The combined company will be twice the size of WPP in the U.S., but in China, WPP will continue to dominate. CEO Martin Sorrell said WPP currently earns $1.5 billion in revenues in Greater China.
Publicis and Omnicom don't release financial data for the market specifically. Beijing-based consulting firm R3 estimates that 2012 mainland China revenues were $430.9 million for Publicis and $283.2 million for Omnicom. (Estimates converted from renminbi based on average exchange rate for 2012. R3's estimate for WPP's 2012 China revenues was $971.4 million.)
"What we will do is continue to build our business in China in exactly the same way as we have done, which is largely organic," Mr. Sorrell said.
China is poised to become the world's second-largest ad market in the next couple years, if not sooner, but it has been a longtime focus for Mr. Sorrell.
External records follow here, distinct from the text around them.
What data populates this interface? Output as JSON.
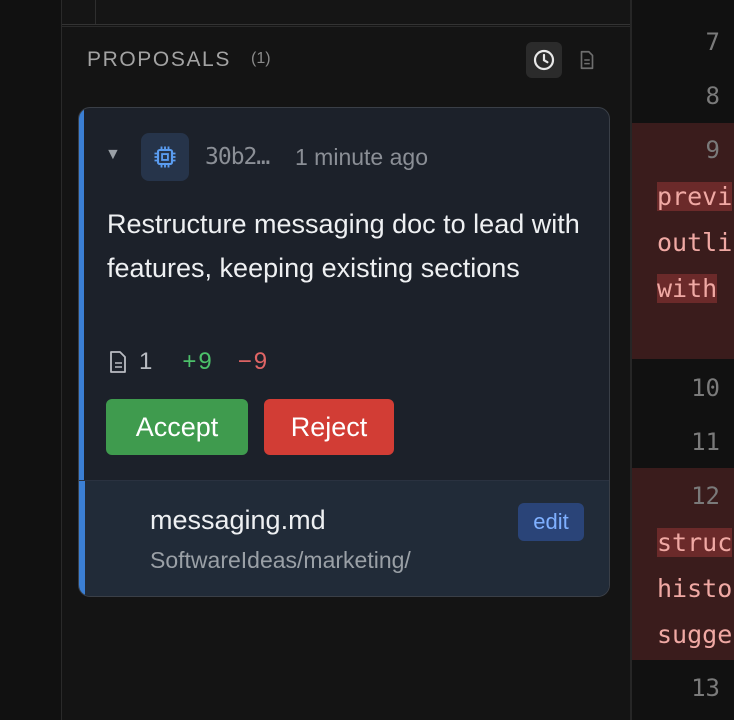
{
  "proposals": {
    "title": "PROPOSALS",
    "count": "(1)",
    "history_icon": "clock-icon",
    "document_icon": "document-icon"
  },
  "card": {
    "caret": "▼",
    "agent_icon": "cpu-chip-icon",
    "commit_id": "30b2…",
    "time": "1 minute ago",
    "title": "Restructure messaging doc to lead with features, keeping existing sections",
    "stats": {
      "files": "1",
      "additions": "+9",
      "deletions": "−9"
    },
    "accept_label": "Accept",
    "reject_label": "Reject",
    "file": {
      "name": "messaging.md",
      "path": "SoftwareIdeas/marketing/",
      "badge": "edit"
    }
  },
  "editor": {
    "line_numbers": [
      "7",
      "8",
      "9",
      "10",
      "11",
      "12",
      "13"
    ],
    "block1": [
      "previ",
      "outli",
      "with "
    ],
    "block2": [
      "struc",
      "histo",
      "sugge"
    ]
  },
  "colors": {
    "accent": "#3b7fd4",
    "accept": "#3f9b4e",
    "reject": "#d23d35",
    "additions": "#4cc06a",
    "deletions": "#e06565"
  }
}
WPP entered the market earlier than its competitors and invested heavily. Today, WPP has 16,000 staff in China and derives 40% of its revenues from local marketers.
Mr. Sorrell said he recently visited 17 Chinese marketers over two weeks, including some in the western cities of Chengdu and Chongqing.
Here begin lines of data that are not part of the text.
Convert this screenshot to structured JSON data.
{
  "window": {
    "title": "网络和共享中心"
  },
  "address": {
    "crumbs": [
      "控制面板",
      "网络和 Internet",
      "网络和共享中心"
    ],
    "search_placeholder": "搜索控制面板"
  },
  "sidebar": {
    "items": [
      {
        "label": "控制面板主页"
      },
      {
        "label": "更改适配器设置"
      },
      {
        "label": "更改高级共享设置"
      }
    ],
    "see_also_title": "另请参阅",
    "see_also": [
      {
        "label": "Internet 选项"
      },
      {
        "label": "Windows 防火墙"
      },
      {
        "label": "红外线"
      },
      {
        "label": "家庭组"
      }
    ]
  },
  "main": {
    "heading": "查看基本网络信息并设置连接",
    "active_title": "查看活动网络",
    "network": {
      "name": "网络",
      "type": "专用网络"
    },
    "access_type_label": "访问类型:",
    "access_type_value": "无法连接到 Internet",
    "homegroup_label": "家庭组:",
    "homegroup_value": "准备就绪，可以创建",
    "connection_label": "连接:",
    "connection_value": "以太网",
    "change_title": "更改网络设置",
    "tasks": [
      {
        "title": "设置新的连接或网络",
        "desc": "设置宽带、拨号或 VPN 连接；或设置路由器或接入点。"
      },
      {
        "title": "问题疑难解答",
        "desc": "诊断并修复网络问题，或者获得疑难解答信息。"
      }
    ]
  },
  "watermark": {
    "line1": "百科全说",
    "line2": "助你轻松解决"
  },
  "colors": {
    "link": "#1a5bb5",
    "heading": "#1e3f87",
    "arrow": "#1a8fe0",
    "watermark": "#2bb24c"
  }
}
"The conventional wisdom in the West is Chinese companies steal intellectual property but nothing could further from the truth. They're innovative, they understand marketing and Randy Weisenburger is totally wrong," he said.
Mr. Sorrell was referring to a news article from last year in which Mr. Weisenburger, Omnicom's CFO, said Chinese companies don't want to pay for high-end marketing services.
Omnicom has traditionally been U.S.-centric and slower off the blocks in China. Now, with fewer targets still available for acquisition, a top Omnicom exec in China has said the company may need to import talent from other markets to bring in additional capability. The holding company's business in China is skewed toward major multinational clients.
Publicis has made numerous acquisitions in China over the past few years, in keeping with its overall strategy of developing digital expertise. It reported an organic growth rate of 14.7% in China in 2012, and VivaKi is one of the most powerful media buying agencies in the market.
Publicis Groupe Chief Operating Officer Jean-Yves Naouri is the company's point man on China, committing to traveling to the country once a month. Publicis' goal was for China to become its second-largest market by 2015.
With such disparate China strategies coming into the merger, it's not clear how the new Publicis Omnicom Group will tackle the market going forward.
An Omnicom spokesman said Serge Dumont, Omnicom Group vice chairman and chairman of Asia-Pacific, was unavailable to comment and referred questions to New York headquarters. Mr. Naouri did not respond to an emailed request for comment by press time.
One industry analyst said potential obstacles for the deal in China, like in other markets, are anti-trust issues on the media-buying side. The combination of Publicis' Vivaki, already dominant in China, with Omnicom's Omnicom Media Group may raise flags.
"They would have a very clear advantage in terms of total buying volume," said the analyst, who spoke on condition of anonymity due to the sensitivity of the topic and the merger's impact on his agency clients. It's too early to say whether Chinese authorities will question the merger.
Publicis Omnicom Group's co-CEOs-to-be, Maurice Levy and John Wren, have said they don't expect any regulatory problems.